(No caption)
This medical nightmare is familiar locally: A doctor falsely claimed that hundreds of patients have a serious disease, according to a lawsuit.
Health care reporter Jay Greene reports on the case at Crain's Detroit Business blog in a magazine-length blog post that exceeds 2,100 words:
Depositions are underway for a potential jury trial next year for Yasser Awaad, M.D., a pediatric neurologist formerly with Oakwood Hospital and Medical Center in Dearborn who is accused in a class action lawsuit of falsely diagnosing epilepsy in hundreds of children in Southeast Michigan in the mid-2000s.
Awaad has been compared by the attorneys of the children and their families to Farid Fata, M.D., the Crittenton Hospital-based oncologist who has been jailed and fined for health care fraud in misdiagnosing cancer patients.
Attorneys for Awaad and Oakwood have denied all allegations against the Egyptian-born doctor.

Pediatric neurologist Yasser Awaad worked at the Dearborn hospital from 2005-07.
No criminal prosecution is involved, unlike in the nationally covered case of Dr. Fata, dubbed "Dr. Evil" in media reports.

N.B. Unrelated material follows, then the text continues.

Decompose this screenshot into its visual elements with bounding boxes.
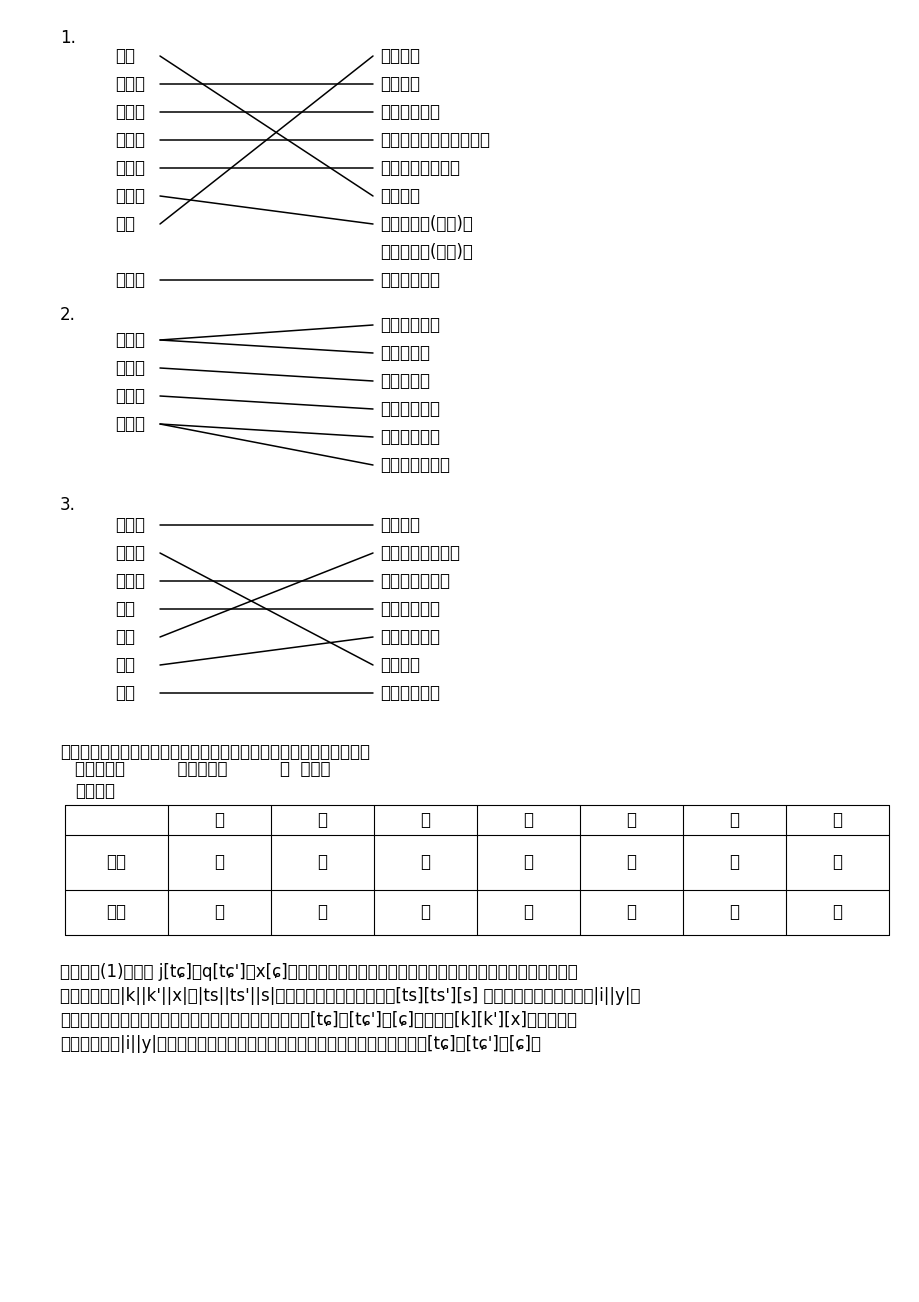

The former physician, now 51, was arrested in 2013 and convicted by jurors in mid-2015 of Medicare fraud for over-treating, misdiagnosing or under-treating more than 550 patients so could receiver more than $17 million in fees. He's serving a 45-year prison term.
Dr. Awaad, 62, has been licensed since 1994 and served his medical residency in Detroit at Children's Hospital of Michigan and worked at Oakwood from 2005-07. He's now medical education consultant at Beaumont Health in Royal Oak, which "restricts him from direct patient care," according to Crain's.
Greene's deeply reported account describes the legal filing on behalf of 247 families:
According to the class action lawsuit in Wayne County Circuit Court, Awaad advised hundreds of children they had epilepsy and needed to undergo a variety of unnecessary treatments and procedures, and many were prescribed strong anti-epileptic medicine with which they had negative side-effects.
Specialists who have reviewed the cases have stated in sworn affidavits that they found some of Awaad's diagnoses and treatments to be dubious or unnecessary, according to the lawsuit.
Awaad left Detroit in 2007 for the Middle East "while allegations of poor patient care were swirling," the blog post, says and came back two years ago.

Dr. Awaad's Oakwood salary of $250,000 "swelled to more than $600,000 as he hit patient volume incentive targets," Crain's reports.
The reporter, whose two requests to interview the defendant's lawyer were unanswered, speaks with Brian McKeen, a downtown Detroit medical malpractice attorney who's co-counsel for the families seeking damages. He writes:
McKeen told Crain's that Awaad, Beaumont and Oakwood have not been especially forthcoming in helping him and families understand what happened to their misdiagnosed children. . . .
"This guy came to Oakwood (in 2005), bragged about a huge practice in epilepsy at Children's Hospital and laid out an unrealistic plan to generate revenue," McKeen said. "(Oakwood) put him in business with an incentive-laden contract tied to billing, and business shot through the roof."
McKeen . . . said more than 2,000 children were treated by Awaad during about a four-year period. . . . "[He] diagnoses everybody [98 percent] as having epilepsy whether they had it or not."
Some children suffered from seizures, other lesser medical issues or were just sleep deprived, the lawyer tells Greene.
A 2010 People magazine report on the case is headline "Medical Nightmare: Misdiagnosed for Greed?"